The battledress set is Canadian made and the standard pattern produced during the Second World War. It was not uncommon for British units to be supplied with Commonwealth battledress and it was even sought-after by soldiers at the time as it was considered to be of a higher quality. It is made from the correct Canadian khaki green coloured wool serge and features metal buttons throughout. Above the left breast pocket are medal ribbons which denote that the original owner served in the Far East during WW2 as he has the Burma Star. 'Royal Signals' shoulder titles are present to the top of each sleeve and are the pattern introduced in the latter part of the Second World War. Below this on the left sleeve is a flash which denotes the Princess Louise's Kensington Regiment which was part of the Army Phantom Signal Regiment which it joined in 1947 meaning that this badge is quite possibly a slightly later addition.
Inside the jacket the original stamps are also still present including the Canadian War Department broad arrow which is surrounded by a 'C'. The size is stated as 10 and the 1943 date is present.
The trousers are a good match to the jacket and are again Canadian made. They are also made from the same greener Canadian cloth and are fitted with green painted metal buttons. A First Field Dressing pocket is located to the right hip and there is a large map pocket to the front left leg. Slash pockets are located to each side seam and there is a single pocket to the rear. Belt loops are fitted around the waist and tabs are located to the bottom of each leg. Inside the trousers the original stamps are bright and legible and the 1943 is very clear. The maker's name of 'Park Manor Uniform, Toronto' is also present.
The nicest piece of the grouping in my opinion is the rare Indian made field service cap. This is typical of the kind of cap which would have been issued to someone fighting in the Far East during WW2 as they were equipped with a huge amount of Indian made clothing and equipment. Unlike its British counterpart, the skirts of the Indian version do not split at the front but are one continuous piece. It still features buttons but these are only for show and do not function. The cap is fitted with an Indian made Royal Corps of Signals cap badge which is undoubtedly original to the hat. Inside the cap features a simple cotton drill lining.

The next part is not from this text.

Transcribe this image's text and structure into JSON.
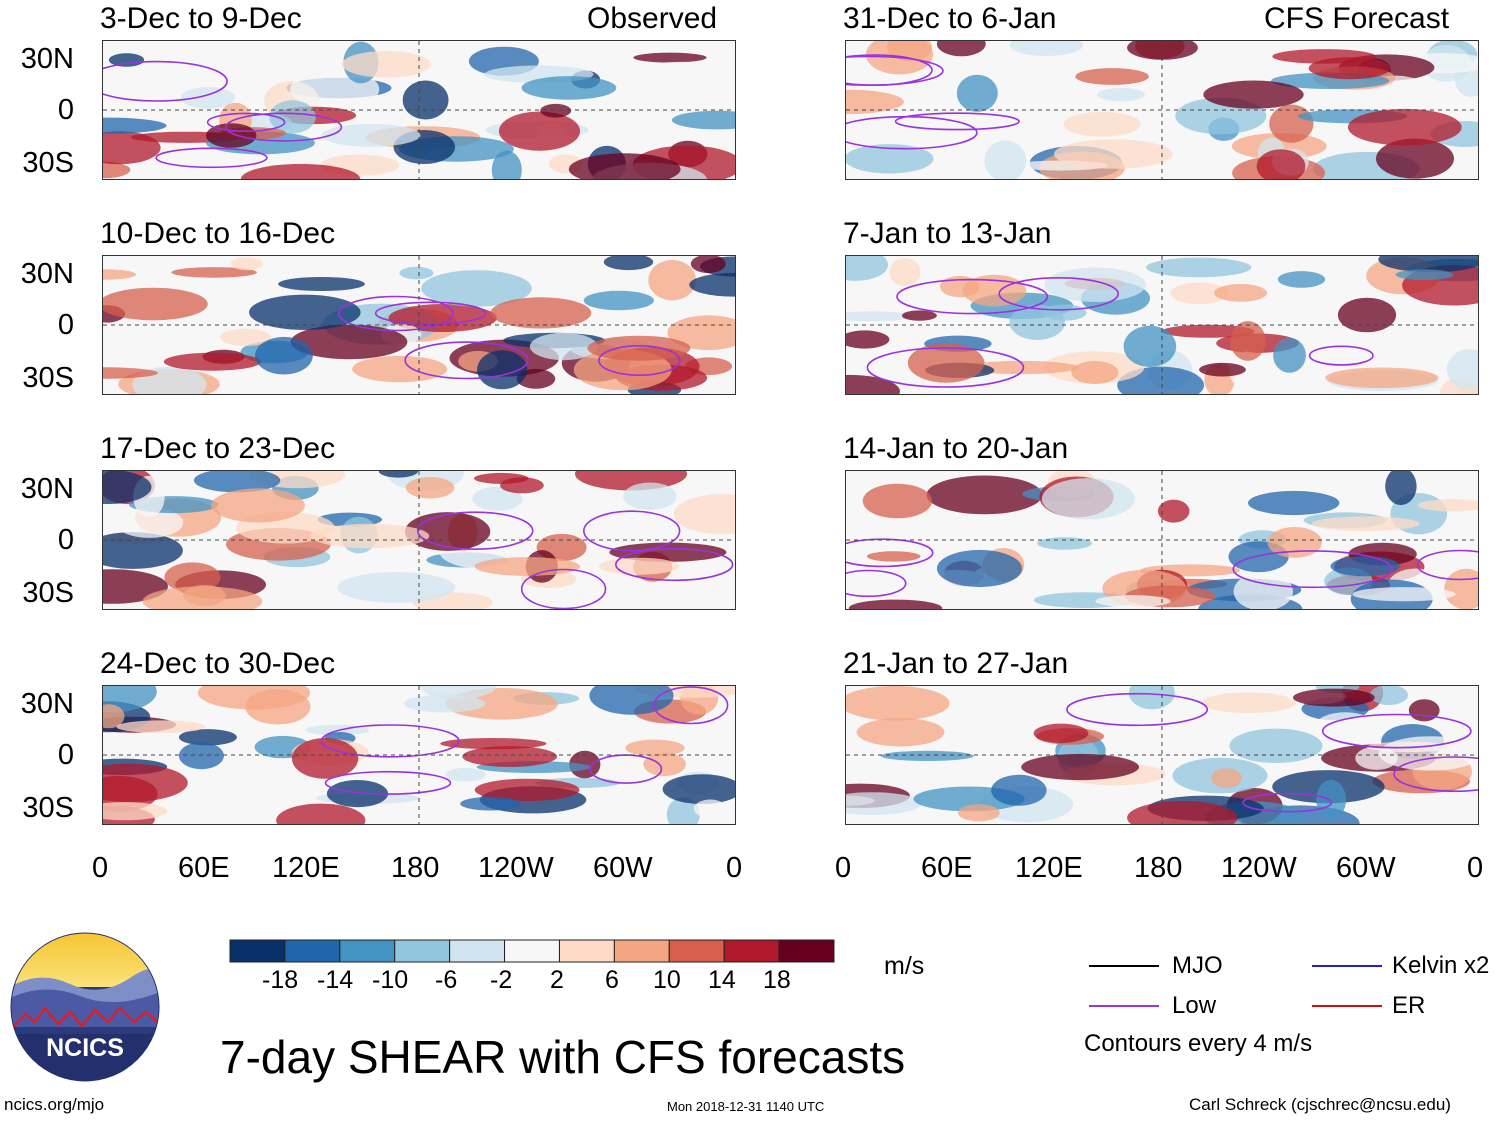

The size of 7 1/4 is stamped directly onto this and there is also a typical Indian date stamp which is circular and bears the date of April 1942.
The set is in good condition on the whole and displays well. The jacket and trousers have suffered from some limited moth damage which is illustrated in the pictures. The cap is in fantastic condition and displays excellently. Please take time to study the pictures as the set does have some flaws.
A very nice original uniform grouping with some great details.